The statutory notice under Section 90(1), (2), (3) of the Land Act, 2012, Laws of Kenya dated 29. 1.2015 is alleged as having been sent by registered mails.  I have seen a list of registered postal parcels registered and ordinary parcels posted by Kenya Commercial Bank Ltd on 10. 2.2015 Parcel No. 6015 was sent to Kiprono Tanui of P. O. Box 2132 – 30100, Eldoret, where Kshs.85 was paid.  Parcel No. 6016 was sent to David Tanui. The respondent has also attached various correspondences indicating that the plaintiff was aware of the arrears.

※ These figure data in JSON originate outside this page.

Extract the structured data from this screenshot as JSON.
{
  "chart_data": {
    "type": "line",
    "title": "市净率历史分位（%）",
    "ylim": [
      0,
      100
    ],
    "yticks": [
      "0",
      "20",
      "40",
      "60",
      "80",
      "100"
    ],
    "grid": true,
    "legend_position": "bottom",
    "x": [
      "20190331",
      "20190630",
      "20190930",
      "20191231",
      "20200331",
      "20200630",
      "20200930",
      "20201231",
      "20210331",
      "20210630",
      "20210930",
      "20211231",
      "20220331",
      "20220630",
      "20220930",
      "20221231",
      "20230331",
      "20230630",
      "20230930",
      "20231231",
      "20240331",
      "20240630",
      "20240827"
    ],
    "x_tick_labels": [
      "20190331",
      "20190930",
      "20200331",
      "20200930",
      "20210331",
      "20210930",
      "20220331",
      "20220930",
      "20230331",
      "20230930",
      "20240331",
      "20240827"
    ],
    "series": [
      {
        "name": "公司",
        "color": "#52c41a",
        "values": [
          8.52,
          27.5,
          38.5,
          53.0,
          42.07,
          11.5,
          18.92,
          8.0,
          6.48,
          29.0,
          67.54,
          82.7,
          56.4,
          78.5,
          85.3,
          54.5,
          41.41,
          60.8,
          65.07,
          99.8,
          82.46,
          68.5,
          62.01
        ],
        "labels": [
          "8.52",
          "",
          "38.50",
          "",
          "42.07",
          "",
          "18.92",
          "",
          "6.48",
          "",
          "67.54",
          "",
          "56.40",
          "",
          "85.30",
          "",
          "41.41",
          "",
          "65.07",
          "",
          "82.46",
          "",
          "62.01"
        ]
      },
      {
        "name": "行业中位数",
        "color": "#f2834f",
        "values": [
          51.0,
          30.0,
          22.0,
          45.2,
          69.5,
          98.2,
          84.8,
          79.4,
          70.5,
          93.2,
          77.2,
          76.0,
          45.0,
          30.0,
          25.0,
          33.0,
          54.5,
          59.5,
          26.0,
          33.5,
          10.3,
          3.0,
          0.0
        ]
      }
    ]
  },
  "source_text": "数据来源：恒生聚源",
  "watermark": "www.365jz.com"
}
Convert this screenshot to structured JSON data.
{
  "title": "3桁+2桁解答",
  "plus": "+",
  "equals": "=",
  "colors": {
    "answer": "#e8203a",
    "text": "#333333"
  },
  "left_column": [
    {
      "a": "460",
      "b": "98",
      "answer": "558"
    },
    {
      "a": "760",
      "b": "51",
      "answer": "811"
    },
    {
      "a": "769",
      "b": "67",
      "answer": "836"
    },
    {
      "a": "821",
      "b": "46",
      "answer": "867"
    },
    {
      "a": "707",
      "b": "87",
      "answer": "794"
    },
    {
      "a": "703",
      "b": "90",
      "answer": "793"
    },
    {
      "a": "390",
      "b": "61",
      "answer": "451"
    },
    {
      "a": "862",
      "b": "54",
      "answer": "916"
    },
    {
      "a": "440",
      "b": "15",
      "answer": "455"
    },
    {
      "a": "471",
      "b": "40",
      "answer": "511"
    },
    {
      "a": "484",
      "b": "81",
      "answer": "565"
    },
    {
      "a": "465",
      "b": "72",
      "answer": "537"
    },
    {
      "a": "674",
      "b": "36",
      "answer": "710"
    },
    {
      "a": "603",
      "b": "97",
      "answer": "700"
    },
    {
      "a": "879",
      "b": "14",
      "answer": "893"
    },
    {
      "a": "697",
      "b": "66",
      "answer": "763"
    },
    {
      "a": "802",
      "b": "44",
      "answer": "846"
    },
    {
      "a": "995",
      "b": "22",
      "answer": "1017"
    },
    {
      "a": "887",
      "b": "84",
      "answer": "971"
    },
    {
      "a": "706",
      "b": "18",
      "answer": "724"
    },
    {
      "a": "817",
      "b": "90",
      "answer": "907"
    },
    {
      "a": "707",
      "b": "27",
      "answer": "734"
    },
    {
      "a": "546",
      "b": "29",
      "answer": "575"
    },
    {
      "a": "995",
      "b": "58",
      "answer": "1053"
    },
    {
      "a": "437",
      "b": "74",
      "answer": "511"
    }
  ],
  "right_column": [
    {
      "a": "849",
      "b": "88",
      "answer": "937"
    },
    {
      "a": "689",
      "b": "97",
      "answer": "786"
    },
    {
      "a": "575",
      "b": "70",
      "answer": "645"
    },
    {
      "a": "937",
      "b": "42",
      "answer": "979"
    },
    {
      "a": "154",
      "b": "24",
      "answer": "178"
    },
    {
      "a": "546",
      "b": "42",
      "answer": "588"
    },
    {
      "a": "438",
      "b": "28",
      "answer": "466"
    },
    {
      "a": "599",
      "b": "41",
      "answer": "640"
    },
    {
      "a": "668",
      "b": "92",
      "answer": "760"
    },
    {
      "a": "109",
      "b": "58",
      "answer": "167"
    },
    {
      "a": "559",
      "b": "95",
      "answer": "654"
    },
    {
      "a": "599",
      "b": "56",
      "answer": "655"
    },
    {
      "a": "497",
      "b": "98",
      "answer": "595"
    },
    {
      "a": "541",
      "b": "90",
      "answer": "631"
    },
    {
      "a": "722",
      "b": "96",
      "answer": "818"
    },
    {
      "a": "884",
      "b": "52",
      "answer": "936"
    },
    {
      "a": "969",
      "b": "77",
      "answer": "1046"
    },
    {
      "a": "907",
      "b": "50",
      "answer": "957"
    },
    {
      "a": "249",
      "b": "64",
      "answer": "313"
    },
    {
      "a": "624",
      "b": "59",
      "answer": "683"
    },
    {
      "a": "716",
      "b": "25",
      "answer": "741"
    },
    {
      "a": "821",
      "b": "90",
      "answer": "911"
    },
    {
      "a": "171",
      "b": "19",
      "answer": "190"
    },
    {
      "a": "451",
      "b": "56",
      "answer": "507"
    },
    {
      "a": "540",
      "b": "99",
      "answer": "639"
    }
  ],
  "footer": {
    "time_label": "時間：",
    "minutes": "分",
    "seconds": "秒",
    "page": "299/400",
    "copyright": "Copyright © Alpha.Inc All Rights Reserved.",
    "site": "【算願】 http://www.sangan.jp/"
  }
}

On the issue of the 45 days’ redemption notice, I have looked at the certificate of service sworn before Nancy Njoroge, Advocate and Commissioner for Oaths and do find that the same satisfies evidence of service.  Though it is not referred to as affidavit of service, it is in adequate proof of service.

The grant of temporary injunction is discretion of the court.  The applicant must prove that he has a prima facie case with a likelihood of success.  In this matter, the plaintiff guaranteed the loan but has not demonstrated that the borrower is not in arrears, in fact he is not challenging the outstanding debt.  His case is that he was not properly notified, however, the defendant has satisfied this court that he sent notices as required by law to the plaintiff and borrower.  The upshot of the above is that the plaintiff has not satisfied the court as required by law that he has a prima facie case with likelihood of success.

The second test is whether the plaintiff is likely to suffer irreparable loss that cannot be compensated with damages.  This has not been demonstrated and therefore as the plaintiffs claim can be quantified in damages and the claim that he is old and therefore any sale of the property will greatly affect him does not form any basis for grant of a temporary injunction as he knew the consequences of using his property as security for a loan and therefore converting it into a commodity for sale. The application fails on this issue.

On balance of convenience, it tilts towards dismissing the application as the debt is likely to outstrip the value of the property and therefore the defendant is likely to suffer more.  Moreover, the plaintiff cannot have both the money and the property, he should choose one, either to pay the loan or lose the land through due process.  The application is dismissed with costs. Orders accordingly.

DATED AND DELIVERED AT ELDORET THIS 28TH DAY OF JUNE, 2017.